In mid-September at the Lake Harriet Band Shell, three candidates vying to be the next mayor of Minneapolis — Omar Fateh, the Rev. DeWayne Davis and Jazz Hampton — stood together and urged voters to “rank all three” when voters cast their ballots under the city’s ranked-choice voting system.
The moment captured something rare in local politics: rivals campaigning as a team. Calling themselves a “slate for change,” the three men told voters to treat them not as competitors but as allies in their bid to unseat Mayor Jacob Frey.
Their strategy is straightforward: If one challenger is eliminated, votes transfer to another — and keep support inside the same anti-incumbent bloc.
It’s a new twist on the RCV playbook, turning a system designed to reward consensus into a strategy for collective opposition. Yet it has also created some strange bedfellows in a city where even small differences among competing left-of-center ideologies are often fiercely debated.

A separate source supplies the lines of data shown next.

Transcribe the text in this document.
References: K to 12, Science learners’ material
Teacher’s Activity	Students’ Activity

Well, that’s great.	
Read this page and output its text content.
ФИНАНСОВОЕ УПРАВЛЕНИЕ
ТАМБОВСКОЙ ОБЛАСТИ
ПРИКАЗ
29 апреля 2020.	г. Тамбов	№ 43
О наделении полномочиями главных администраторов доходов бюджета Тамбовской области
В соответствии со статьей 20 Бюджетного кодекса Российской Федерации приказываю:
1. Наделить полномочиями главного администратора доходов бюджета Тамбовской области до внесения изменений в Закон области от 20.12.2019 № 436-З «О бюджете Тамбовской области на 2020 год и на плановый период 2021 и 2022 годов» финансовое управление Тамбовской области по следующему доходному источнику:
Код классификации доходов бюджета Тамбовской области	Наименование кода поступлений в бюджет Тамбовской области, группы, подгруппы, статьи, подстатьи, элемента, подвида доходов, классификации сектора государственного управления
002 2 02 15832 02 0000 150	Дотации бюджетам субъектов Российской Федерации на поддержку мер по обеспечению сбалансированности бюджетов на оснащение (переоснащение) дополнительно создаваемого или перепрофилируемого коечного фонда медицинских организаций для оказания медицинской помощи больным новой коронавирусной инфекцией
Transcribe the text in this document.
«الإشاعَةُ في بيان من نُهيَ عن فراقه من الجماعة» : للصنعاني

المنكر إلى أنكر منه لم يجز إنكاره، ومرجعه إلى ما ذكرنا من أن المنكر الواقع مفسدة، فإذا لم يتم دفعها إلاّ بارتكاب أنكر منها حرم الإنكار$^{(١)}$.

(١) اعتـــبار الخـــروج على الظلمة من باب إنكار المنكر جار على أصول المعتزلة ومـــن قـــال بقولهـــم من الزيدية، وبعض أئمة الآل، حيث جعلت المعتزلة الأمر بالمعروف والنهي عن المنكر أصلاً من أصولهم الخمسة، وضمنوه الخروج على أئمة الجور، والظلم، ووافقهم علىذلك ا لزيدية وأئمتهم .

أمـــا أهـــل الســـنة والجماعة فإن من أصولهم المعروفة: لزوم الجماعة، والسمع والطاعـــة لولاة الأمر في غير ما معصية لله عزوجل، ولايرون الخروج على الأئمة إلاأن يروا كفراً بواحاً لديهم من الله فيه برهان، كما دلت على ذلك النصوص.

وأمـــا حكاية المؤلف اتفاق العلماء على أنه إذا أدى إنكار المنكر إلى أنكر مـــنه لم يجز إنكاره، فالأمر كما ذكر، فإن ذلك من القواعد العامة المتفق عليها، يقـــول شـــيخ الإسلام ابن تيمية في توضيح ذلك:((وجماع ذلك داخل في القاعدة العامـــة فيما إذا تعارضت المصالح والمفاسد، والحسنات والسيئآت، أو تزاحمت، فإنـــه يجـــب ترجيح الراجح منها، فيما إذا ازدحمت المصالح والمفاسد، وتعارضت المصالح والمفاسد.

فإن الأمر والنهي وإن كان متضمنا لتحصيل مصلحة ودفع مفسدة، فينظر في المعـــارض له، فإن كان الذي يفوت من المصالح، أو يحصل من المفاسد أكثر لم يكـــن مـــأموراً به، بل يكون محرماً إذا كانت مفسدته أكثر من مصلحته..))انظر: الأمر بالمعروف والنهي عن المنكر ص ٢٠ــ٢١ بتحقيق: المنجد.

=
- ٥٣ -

A system that rewards coalitions
Minneapolis adopted ranked-choice voting in 2009, eliminating its low-turnout August primary and allowing voters to rank candidates in a single November election.
Voters can rank up to three candidates. If no one wins a majority of first-choice votes, the last-place finisher is eliminated, and those ballots are redistributed to the next available choice. The process repeats until someone crosses 50%.
Jeanne Massey, executive director of FairVote Minnesota and a longtime champion of ranked-choice voting, said turnout in city general elections has roughly doubled since the system was adopted and elections moved to November, rising from about 25% in pre-2009 cycles to more than 50% in recent contests.
Early signs suggest voters remain engaged. Minneapolis City Clerk Casey Carl said Thursday that nearly 5,000 people had cast ballots within the first 20 days of early voting, a record pace for a city election.